Designing the Person Who Watches the Agent

There is a practical test for whether both channels have been designed. Four questions, asked bluntly, produce the answer.

Can a supervisor tell you, concretely, in which situations they trust the agent and in which they do not? If the answer is “it depends” or “usually,” the supervisory model has not been made legible to the people practicing it.

Can you show, in one place, how often supervisors override the agent and in which workflow scenarios? If not, the approval moment was not designed to be logged.

Can you point to specific screens and workflows where supervision happens, or has it migrated to email and side channels? Shadow workflows leave no formal trace in the product. They show up in the gap between utilization dashboards and what supervision looks like on the floor.

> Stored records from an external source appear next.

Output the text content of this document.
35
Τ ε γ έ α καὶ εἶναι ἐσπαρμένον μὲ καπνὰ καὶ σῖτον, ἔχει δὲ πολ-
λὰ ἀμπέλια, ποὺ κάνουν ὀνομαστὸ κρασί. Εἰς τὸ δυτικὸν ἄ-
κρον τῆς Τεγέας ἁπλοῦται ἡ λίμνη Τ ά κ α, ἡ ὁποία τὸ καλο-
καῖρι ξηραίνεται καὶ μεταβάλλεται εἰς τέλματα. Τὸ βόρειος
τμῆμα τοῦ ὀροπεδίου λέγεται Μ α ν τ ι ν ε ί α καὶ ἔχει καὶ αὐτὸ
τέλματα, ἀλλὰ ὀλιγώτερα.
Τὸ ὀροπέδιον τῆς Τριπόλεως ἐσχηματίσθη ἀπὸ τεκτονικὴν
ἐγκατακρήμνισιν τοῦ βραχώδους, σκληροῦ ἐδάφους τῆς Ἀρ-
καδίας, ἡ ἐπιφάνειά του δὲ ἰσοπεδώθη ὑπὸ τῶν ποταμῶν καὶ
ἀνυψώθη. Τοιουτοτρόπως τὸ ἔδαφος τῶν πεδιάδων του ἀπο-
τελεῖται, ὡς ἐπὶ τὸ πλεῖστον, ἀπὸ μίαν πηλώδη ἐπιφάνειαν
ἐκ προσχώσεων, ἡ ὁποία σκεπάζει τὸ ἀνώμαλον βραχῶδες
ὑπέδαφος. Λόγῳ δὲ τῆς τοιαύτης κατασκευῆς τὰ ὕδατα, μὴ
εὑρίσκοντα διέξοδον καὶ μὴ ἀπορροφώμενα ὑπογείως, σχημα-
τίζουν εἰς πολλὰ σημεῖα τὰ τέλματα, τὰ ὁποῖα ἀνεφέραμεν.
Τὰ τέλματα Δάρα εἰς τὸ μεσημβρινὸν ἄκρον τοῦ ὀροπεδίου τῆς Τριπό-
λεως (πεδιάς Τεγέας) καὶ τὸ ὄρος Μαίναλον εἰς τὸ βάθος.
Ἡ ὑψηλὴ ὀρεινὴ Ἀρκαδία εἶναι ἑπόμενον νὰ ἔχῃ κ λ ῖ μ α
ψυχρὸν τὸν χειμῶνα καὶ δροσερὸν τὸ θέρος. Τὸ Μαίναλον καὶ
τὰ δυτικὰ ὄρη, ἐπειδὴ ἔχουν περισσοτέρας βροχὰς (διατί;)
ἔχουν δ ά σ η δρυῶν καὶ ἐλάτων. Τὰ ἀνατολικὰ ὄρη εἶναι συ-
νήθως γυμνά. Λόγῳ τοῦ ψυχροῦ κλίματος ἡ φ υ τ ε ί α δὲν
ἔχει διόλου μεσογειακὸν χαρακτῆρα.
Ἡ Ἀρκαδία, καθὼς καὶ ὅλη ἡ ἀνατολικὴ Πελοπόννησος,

If the agent started making a new kind of mistake tomorrow, who would notice first, and where would they see it? If the answer is “support volume” or “a user would file a ticket,” the observation phase was not designed to surface behavioral drift.

The anesthesiologist who trusts the ventilator enough to focus on the blood pressure trend is not failing to supervise. She is doing the harder job that the trust made possible. The design question is how the system holds that trust stable, surfaces when it is eroding, and keeps the supervisory skill available for the moment it is needed.

You built the agent. The agent is working. Now design the person who is supposed to be watching it. And design the conditions that preserve that person’s ability to perform the role across time, against the deployment that is reshaping it.

Notes

  1. Budzyń, K. et al., “Endoscopist Deskilling Risk after Exposure to Artificial Intelligence in Colonoscopy: A Multicentre, Observational Study,” The Lancet Gastroenterology and Hepatology 10(10):896–903 (2025). The eye-tracking mechanism is documented in earlier endoscopy research; the ACCEPT trial is the multicenter observational measurement of the effect at three months.
  2. Abdulnour, R-EE., Gin, B., Boscardin, C.K., “Educational Strategies for Clinical Supervision of Artificial Intelligence Use,” New England Journal of Medicine 393(8):786–797 (2025). The deskilling, mis-skilling, never-skilling taxonomy is the most directly transferable contribution.